The amount of venture capital invested in 2000 now stands at almost $80 billion. That’s a hefty increase from the nearly $60 billion invested in all of 1999. But last year saw phenomenal growth as well: total funding surged an average of 59 percent each quarter. This year, venture funding is holding relatively steady at about $26 billion per quarter, while returns are actually falling. “VCs are taking a breather,” says Jessie Reyes, vice president of Venture Economics. “They’re more circumspect about the types of companies they fund.”
VCs are also redirecting the cash flow and reducing their funding of early-stage start-ups from one quarter to one fifth of all transactions.
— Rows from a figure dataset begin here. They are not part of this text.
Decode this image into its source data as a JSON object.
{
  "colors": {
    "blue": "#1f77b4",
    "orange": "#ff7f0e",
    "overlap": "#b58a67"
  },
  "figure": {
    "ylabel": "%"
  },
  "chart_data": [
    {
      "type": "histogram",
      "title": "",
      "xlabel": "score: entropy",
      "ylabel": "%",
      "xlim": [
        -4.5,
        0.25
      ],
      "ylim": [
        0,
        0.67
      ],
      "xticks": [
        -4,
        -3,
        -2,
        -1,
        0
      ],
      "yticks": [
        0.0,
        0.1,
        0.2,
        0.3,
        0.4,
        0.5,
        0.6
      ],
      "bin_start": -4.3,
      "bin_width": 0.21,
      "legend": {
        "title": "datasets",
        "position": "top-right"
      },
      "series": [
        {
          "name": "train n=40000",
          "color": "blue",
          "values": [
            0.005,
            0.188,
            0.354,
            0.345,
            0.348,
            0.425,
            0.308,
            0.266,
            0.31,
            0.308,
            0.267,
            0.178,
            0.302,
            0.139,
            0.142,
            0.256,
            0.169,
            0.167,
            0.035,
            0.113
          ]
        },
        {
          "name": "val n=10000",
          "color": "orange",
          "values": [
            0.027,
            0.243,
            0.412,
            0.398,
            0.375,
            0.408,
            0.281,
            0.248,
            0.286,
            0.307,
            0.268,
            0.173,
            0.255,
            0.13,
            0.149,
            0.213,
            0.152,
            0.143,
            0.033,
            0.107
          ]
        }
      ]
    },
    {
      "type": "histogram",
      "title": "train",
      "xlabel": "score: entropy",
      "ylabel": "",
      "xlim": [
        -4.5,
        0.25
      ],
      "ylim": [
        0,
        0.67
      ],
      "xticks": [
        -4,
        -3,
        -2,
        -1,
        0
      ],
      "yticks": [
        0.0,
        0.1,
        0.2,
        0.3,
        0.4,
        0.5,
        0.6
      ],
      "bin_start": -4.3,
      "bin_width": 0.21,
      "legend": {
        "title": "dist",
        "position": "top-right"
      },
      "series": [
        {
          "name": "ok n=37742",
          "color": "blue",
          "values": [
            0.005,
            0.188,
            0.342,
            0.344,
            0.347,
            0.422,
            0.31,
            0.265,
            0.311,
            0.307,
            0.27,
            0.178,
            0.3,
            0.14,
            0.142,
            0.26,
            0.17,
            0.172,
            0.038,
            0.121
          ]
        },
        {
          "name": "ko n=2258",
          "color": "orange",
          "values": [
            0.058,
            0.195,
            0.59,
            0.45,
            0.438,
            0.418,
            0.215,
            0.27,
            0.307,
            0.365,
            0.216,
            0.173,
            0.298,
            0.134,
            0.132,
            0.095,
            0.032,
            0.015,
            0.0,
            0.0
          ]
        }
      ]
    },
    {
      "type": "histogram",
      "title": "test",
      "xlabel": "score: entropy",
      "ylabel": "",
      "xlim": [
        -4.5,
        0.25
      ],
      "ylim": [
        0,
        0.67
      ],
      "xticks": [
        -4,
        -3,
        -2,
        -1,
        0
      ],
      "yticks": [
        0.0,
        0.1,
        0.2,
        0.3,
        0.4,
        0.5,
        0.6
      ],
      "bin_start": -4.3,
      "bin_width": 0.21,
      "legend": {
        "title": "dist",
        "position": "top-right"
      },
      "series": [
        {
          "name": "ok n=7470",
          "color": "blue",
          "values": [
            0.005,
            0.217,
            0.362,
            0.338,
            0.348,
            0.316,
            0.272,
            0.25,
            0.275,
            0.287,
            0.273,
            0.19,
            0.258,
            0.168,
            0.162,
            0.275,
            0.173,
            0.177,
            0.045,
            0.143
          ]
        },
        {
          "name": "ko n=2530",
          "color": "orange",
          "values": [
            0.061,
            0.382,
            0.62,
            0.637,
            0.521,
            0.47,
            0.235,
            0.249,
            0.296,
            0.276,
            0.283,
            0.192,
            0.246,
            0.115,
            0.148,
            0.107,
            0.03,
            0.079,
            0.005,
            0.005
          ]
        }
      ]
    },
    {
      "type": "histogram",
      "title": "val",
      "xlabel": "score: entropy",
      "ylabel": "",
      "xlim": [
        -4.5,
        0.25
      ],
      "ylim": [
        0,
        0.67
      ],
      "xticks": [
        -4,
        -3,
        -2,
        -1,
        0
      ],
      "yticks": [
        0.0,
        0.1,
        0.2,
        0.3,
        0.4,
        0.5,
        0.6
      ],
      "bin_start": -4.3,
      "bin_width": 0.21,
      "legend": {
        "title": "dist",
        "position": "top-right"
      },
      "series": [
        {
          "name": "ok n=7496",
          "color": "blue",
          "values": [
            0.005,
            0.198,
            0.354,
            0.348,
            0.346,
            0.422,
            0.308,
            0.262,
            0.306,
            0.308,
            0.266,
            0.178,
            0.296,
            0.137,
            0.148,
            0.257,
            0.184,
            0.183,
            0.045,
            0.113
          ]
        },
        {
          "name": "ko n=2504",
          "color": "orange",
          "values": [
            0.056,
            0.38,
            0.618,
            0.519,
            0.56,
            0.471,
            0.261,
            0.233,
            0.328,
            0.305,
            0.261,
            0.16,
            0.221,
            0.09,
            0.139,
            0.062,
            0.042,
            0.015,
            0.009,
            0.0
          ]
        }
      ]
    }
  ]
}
That suggests venture capitalists are focusing more on funding existing portfolio companies. “There’s a shift away from frenzied first-round investing as VCs budget for future rounds,” says Reyes. “The trend will continue for the rest of this year.”
Companies that focus exclusively on the Internet accounted for 45 percent of total investment, down from 50 percent in the second quarter. Communications companies accounted for 18 percent of deals, and computer software and services came in third at 12 percent. Several Internet-related sectors fell out of favor. Funding for Web software and tools dropped from $4.1 billion in the second quarter to $2.8 billion in the third. Money for e-commerce and content companies fell from $10.3 billion in the second quarter to $7.7 billion.
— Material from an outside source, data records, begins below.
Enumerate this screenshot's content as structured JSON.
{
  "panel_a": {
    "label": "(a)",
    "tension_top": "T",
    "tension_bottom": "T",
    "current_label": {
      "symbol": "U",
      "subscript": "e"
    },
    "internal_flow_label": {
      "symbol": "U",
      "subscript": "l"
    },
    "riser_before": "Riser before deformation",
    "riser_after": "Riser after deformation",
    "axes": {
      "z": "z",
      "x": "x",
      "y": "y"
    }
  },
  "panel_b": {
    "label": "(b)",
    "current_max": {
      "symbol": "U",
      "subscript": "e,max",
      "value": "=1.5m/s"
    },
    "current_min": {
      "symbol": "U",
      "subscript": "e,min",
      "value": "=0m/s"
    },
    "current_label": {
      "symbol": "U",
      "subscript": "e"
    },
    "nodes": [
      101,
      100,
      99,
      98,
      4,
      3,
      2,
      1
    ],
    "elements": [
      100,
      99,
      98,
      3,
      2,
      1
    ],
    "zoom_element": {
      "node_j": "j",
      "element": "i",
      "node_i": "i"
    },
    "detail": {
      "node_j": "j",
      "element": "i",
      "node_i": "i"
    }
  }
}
Although capital continues to flow, returns are diminishing. They hit the skids in the second quarter, producing a 3.9 percent internal rate of return, according to a report released earlier this month by Venture Economics. That number was far less than the high of 59 percent reached in the fourth quarter of last year.
“Returns have to drop for a significant part of the venture business,” says Jim Breyer, a venture capitalist at Accel Partners, which recently raised a $1.6 billion fund. “We told every one of our limited partners that we didn’t expect to post the same kind of returns we’ve seen over the last few years.”
Nonetheless, investors are looking for blockbuster hits. These days, they’re placing their biggest bets on telecommunications plays. Though a telecom-company craze may be developing, investors insist these firms are solid. Says Reyes, “In many cases, there were no tangible assets with the dot-coms”– a fact that became evident as many went bankrupt and had only their customer lists to sell.
In contrast, Breyer says optical, broadband, wireless and Internet-infrastructure companies have real technology assets and are routinely experiencing growth rates of 200 percent to 400 percent. And many of them can’t build enough products to satisfy demand–a different story from dot-coms that spent much of their lives trying to manufacture demand for their wares.
In most cases, the attempt to create demand proved futile. Too bad it took so many people a couple of years–and about $100 billion–to learn that lesson.